London's shipping wharves were once at the centre of making the city the world's most important port. Today they're in obvious decline. With the Chancellor shortly expected to hand the Mayor more power over development of brownfield sites, one property consultancy has been eyeing up the wharves in terms of how many new homes they could support.
The figure arrived at by Daniel Watney LLP is 25,000, though that assumes every one of London's wharves be decommissioned and built over. Ford's Dagenham Terminal, for instance, is earmarked for nearly 12,000 potential homes, but it's still operational with Ford currently making advanced technology diesel engines at the nearby plant.
Old wharf sites around the capital are already providing sites for new houses — most notoriously at Convoy's Wharf in Deptford. And a redevelopment of Albert Wharf, Swedish Wharf and Comley's Wharf in Hammersmith and Fulham is expected to create 237 homes, plus a further 60 lower cost homes elsewhere in the borough.
Since we're talking about affordable housing, it's worth taking a moment to consider the types of homes likely to be built in these prime, riverfront locations. At Convoy's Wharf, just 525 of the proposed 3,500 are deemed 'affordable' (though City Hall is currently going through a review to see if more affordable housing can be delivered). The rest, we can presume, would be largely shimmering glass towers lining the Thames, out of the reach of average wage earners.

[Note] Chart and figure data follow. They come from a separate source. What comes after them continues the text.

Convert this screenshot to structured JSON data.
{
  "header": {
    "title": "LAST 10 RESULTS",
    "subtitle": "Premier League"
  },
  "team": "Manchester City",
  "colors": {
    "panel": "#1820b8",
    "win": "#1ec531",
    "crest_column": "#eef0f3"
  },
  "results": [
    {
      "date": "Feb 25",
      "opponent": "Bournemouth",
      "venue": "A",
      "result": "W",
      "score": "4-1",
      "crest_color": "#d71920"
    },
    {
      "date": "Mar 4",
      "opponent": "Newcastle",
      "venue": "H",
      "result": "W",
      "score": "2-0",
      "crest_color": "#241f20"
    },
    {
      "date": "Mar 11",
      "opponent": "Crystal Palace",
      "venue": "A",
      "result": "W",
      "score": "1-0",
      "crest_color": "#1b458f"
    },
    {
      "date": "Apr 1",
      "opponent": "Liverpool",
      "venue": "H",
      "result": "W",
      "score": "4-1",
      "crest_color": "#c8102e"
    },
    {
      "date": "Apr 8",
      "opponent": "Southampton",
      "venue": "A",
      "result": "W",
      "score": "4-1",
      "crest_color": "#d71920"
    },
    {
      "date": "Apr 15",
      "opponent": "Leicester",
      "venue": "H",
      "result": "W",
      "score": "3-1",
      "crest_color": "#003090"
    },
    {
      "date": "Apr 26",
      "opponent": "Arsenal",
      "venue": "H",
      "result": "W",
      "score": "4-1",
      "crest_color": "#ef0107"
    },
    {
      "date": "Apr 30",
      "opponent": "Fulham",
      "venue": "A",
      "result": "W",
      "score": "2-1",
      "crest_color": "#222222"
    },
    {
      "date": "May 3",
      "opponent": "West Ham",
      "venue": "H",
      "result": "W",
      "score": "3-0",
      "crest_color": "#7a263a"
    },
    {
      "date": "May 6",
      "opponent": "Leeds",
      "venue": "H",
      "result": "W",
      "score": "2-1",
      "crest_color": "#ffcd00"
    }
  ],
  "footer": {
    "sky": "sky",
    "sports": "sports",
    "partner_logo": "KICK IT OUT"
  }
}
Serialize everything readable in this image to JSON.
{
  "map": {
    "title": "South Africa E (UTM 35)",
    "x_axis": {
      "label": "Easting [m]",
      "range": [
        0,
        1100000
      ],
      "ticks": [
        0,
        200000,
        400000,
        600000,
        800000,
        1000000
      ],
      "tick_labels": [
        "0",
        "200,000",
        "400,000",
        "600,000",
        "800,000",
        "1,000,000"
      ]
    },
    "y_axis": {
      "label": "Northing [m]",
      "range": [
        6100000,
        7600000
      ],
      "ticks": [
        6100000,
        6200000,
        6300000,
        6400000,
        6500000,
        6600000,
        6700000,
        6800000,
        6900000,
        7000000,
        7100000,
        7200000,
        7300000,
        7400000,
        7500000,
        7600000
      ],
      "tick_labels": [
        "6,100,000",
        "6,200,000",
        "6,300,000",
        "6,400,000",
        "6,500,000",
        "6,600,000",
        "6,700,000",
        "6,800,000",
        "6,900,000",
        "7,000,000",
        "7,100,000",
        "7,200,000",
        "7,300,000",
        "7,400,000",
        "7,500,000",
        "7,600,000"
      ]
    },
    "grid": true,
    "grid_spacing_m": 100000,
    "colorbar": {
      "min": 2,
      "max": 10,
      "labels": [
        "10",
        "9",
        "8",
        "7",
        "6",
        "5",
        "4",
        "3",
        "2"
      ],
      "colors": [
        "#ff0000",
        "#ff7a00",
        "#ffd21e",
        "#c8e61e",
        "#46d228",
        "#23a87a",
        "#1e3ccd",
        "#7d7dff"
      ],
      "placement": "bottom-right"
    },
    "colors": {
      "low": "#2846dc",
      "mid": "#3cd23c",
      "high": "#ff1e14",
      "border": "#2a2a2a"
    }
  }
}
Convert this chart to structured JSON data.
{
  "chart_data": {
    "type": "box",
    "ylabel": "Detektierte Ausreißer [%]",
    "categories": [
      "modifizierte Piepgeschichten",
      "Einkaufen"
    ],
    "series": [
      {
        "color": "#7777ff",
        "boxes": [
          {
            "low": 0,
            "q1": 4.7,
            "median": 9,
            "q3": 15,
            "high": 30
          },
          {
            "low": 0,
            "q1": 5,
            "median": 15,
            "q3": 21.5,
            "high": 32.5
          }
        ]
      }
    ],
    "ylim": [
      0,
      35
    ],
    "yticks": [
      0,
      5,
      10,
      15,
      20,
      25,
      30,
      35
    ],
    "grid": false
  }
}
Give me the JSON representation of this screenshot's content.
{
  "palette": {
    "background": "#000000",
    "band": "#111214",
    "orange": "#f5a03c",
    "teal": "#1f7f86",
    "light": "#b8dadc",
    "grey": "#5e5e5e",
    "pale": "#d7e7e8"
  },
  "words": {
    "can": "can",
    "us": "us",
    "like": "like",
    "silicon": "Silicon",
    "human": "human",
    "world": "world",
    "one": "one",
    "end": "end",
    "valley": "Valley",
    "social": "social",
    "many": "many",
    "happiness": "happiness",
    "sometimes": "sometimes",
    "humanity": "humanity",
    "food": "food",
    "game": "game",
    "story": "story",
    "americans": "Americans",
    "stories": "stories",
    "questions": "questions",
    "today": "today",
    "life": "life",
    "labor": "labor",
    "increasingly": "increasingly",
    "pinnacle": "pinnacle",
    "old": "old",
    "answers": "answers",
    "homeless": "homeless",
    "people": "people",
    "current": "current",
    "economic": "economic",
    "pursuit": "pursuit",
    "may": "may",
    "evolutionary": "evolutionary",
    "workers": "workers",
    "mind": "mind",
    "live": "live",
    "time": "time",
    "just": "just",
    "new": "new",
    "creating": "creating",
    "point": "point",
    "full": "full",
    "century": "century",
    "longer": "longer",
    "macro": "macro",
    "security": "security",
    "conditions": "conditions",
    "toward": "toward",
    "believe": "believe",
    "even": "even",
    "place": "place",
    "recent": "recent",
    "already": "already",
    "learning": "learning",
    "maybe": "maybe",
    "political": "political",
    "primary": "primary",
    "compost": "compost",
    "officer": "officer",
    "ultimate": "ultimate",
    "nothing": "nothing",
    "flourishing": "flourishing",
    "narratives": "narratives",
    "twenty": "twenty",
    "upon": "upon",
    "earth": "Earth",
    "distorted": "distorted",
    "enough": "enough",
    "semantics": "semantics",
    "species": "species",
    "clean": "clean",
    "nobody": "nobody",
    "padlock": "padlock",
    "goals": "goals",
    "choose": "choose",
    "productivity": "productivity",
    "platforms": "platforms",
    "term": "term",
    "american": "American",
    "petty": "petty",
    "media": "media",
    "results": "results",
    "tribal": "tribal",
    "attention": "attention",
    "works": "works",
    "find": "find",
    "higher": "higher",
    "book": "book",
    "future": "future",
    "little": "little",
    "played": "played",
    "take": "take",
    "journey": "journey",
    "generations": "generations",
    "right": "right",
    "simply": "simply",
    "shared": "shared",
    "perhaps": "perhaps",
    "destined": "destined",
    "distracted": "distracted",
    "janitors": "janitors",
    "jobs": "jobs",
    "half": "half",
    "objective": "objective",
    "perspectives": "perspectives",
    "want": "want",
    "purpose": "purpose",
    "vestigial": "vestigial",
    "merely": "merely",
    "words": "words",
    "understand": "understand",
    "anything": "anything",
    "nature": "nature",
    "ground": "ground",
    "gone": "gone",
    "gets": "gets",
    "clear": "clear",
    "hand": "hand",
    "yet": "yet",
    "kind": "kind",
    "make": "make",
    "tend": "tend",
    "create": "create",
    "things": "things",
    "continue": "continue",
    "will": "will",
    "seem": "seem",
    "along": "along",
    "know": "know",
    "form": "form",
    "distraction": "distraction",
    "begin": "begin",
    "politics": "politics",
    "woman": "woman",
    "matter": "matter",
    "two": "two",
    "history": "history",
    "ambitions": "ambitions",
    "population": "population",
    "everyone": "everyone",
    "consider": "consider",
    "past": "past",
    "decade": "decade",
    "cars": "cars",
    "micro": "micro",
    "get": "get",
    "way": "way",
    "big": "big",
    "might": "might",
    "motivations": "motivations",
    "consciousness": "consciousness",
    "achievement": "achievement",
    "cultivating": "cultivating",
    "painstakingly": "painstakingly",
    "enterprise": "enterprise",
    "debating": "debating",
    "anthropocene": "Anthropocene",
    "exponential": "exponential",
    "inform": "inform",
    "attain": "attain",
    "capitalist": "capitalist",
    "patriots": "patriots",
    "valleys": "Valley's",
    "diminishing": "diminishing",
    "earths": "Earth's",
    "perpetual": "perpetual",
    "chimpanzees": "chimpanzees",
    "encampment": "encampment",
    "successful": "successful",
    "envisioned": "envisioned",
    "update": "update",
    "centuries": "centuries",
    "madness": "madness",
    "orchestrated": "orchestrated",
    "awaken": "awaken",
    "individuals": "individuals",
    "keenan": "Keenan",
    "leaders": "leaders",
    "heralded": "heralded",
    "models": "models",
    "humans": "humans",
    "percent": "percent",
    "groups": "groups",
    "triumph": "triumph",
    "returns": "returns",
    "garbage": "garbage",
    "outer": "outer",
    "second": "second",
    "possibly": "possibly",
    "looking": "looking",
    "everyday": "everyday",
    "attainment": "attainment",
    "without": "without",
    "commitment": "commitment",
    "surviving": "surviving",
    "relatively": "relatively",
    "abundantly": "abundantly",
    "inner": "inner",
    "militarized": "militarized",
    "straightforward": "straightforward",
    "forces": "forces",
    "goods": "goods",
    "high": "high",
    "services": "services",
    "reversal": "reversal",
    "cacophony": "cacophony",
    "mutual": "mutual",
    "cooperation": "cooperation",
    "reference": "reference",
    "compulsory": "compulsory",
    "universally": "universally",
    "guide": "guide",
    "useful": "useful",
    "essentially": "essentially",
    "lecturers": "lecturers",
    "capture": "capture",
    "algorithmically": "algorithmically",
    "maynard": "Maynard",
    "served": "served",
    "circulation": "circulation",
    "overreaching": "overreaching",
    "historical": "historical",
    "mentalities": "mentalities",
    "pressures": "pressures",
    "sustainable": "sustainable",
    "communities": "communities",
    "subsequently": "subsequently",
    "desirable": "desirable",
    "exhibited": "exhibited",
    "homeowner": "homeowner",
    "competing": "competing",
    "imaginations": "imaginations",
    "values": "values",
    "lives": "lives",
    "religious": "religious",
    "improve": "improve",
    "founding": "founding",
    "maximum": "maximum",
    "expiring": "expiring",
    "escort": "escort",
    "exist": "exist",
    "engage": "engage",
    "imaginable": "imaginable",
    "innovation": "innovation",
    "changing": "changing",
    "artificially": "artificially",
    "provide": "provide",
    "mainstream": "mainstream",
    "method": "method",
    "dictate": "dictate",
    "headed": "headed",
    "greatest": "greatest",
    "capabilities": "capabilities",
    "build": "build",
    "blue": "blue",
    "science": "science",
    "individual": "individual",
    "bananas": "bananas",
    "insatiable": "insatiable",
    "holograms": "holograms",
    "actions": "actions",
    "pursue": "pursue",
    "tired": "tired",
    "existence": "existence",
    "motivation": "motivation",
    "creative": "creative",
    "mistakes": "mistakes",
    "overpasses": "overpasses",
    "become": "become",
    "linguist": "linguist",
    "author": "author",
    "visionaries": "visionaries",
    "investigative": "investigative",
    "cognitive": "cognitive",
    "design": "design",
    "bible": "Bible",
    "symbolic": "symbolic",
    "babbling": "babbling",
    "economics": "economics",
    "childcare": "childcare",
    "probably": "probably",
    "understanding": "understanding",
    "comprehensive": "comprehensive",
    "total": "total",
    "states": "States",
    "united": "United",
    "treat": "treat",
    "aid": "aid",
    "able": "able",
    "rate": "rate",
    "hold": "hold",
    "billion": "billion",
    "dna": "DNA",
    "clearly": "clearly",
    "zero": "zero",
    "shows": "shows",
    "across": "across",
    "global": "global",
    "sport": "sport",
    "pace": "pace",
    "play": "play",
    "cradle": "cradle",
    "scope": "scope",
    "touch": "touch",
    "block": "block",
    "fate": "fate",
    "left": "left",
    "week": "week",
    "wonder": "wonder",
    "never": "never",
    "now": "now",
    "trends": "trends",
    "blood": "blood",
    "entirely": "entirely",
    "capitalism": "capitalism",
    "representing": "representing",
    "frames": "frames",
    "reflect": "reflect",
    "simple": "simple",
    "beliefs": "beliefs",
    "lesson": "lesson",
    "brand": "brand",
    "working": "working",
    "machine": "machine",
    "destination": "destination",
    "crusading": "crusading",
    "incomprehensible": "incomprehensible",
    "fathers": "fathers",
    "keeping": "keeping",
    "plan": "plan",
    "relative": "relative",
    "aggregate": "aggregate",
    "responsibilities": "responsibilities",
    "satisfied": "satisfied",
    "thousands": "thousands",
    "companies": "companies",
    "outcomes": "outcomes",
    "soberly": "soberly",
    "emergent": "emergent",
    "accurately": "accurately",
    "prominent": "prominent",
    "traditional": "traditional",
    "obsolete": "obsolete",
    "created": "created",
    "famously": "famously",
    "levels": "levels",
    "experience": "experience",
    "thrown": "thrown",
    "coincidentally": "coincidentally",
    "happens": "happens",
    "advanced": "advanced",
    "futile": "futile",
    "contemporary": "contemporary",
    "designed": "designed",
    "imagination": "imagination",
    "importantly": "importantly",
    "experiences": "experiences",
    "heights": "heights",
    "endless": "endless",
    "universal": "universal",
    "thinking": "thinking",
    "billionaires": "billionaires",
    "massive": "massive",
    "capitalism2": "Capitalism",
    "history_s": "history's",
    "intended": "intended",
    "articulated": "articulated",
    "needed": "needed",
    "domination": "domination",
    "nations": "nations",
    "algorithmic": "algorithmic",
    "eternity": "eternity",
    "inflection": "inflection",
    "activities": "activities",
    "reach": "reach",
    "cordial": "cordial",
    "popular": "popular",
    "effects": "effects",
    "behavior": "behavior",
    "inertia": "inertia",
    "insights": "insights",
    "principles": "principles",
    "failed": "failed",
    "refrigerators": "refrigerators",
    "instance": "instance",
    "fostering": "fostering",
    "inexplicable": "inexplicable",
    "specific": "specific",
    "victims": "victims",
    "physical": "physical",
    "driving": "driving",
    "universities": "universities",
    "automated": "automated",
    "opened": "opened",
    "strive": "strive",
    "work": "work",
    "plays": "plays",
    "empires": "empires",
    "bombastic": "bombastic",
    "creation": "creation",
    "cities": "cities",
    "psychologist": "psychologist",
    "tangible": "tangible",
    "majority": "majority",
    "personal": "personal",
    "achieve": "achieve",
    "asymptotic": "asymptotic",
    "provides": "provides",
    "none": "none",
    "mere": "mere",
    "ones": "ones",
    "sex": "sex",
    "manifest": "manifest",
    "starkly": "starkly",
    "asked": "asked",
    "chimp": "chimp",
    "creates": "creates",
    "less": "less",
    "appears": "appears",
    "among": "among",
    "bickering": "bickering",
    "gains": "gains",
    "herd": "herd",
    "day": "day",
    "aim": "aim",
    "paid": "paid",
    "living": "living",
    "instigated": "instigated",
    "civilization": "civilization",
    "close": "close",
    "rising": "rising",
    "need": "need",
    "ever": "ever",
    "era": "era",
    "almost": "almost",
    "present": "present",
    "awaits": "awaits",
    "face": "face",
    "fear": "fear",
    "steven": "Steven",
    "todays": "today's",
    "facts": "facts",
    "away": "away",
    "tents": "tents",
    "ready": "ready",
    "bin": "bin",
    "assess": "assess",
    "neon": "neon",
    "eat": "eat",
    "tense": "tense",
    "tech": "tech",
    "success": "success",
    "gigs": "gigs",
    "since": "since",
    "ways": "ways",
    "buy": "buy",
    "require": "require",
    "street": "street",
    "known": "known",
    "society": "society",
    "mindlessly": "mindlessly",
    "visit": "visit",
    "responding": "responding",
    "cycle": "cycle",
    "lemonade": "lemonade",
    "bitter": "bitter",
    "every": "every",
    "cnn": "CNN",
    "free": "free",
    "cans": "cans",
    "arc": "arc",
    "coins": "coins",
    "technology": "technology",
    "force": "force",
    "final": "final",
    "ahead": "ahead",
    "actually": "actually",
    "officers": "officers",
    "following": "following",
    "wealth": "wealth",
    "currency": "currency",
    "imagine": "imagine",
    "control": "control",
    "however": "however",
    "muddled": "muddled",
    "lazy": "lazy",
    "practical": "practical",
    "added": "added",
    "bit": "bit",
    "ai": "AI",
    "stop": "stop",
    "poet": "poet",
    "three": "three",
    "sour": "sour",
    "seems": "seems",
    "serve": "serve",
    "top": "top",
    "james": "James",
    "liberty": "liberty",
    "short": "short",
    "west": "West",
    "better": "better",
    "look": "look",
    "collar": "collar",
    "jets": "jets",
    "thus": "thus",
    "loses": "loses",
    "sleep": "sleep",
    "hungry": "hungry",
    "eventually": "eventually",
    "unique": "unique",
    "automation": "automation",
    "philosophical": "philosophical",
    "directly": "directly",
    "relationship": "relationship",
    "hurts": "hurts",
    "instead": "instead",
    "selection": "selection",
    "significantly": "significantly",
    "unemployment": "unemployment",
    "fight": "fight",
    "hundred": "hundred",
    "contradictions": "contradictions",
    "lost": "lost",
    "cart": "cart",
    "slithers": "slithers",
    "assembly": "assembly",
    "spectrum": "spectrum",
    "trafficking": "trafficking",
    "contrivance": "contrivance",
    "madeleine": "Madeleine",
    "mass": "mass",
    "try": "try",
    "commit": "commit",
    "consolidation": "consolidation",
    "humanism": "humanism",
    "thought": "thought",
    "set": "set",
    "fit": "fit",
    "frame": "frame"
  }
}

And yet, and yet... as Dave Hill at the Guardian points out, a third of 'affordable' homes built recently have been funded out of the pockets of private developers. With government reducing the amount of money available to housing associations — and some housing associations stopping building for low rent altogether because of Right to Buy fears — other sources of low cost homes aren't providing what we need. London's sector is still heavily market driven; if we want 'affordable' homes, is it better to give up the wharves to glass and steel mini villages?